The reviews were immensely unhelpful. How can you give a 5-star review to an app, saying it "works perfectly" when you can't open it and see what it does?
More research was required. Fortunately, the Google is strong with this one, and I quickly found a TechCrunch article in which was buried this nugget "barcodes can later be reproduced in the form of infrared flashes". Now we're on to something, because the app description on the Google Play store says "The Beaming Service enables your device to beam (relay) barcodes ... to 1D red laser and image based scanners..." (excess marketing cruft elided) OK, now this is useful. Most 1D scanners cannot read barcodes from phone images, so if your retailer hasn't upgraded to a 2D scanner (which can also read QR codes), the barcodes still have to be entered by hand.
All in all, this appears to be a useful little technology. It's just unfortunate that the vendor can't seem to communicate this succinctly. It's also unfortunate that they chose to call it "beaming" when the same term is used to refer to NFC communication between phones. Confusing, no?
Great! But so many of the reviews mentioned the permissions in their objections. Since this app was pre-installed on my phone, I never had a chance to review them.
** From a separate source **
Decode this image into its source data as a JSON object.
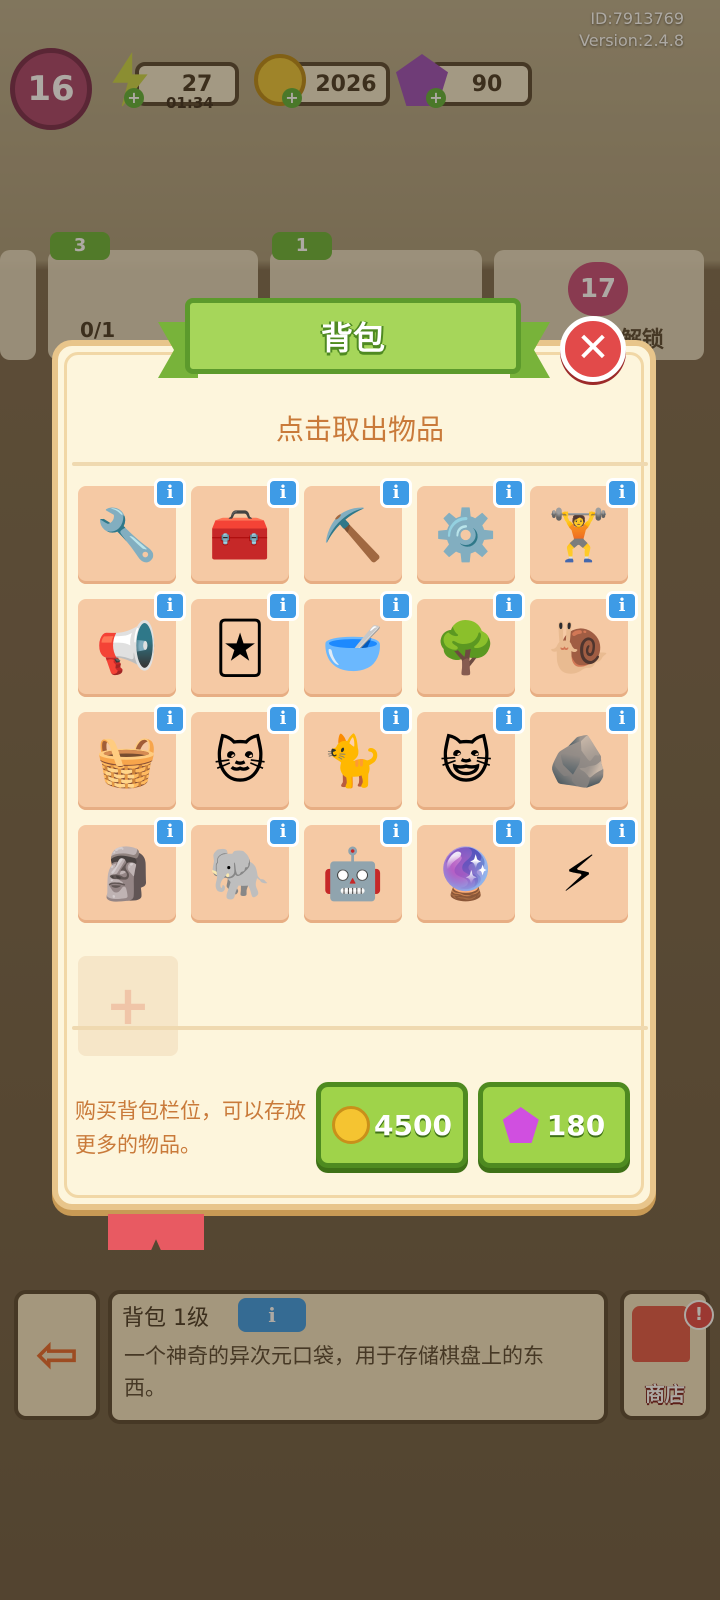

Let's take a look:
- Contacts: find accounts on the device
- Location: approximate & GPS
- Phone: status & identity
- Other: full network access, run at startup, prevent sleeping, receive Internet data
At this point, I would love to use some choice expletives. Why does an app that relays a barcode via infrared flashes need my account information? Why does it need to know a location? Why does it need network access? If this is simply a driver to expose the barcode flashing technology to other apps, none of these permissions should be required.
Let's take a walk down memory lane to the year 2000 when a little barcode scanner called the CueCat made its appearance. Available for free at Radio Shack, this little device allowed you to scan barcodes in magazine and on commercial products. Those of us with large libraries of music, videos, or books thought it would be useful in finally cataloging our collections. However, suspicions were raised when it was discovered that every barcode scanned could be aggregated by Digital Convergence and connected to identifiable demographic data requested when registering the scanner.
Now I don't have proof that Mobeam is doing the same thing. But the permissions required are suspicious: especially when you consider that this "driver" could collect and report every barcode relayed by any app that uses it.
Perhaps if Mobeam were to limit the requested permissions on this service, I might be tempted to use it. Then again, I hardly use Key Ring anymore: most of the retailers who still have 1D scanners look up my account via phone number because it's easier. For now, this app goes on my disabled list.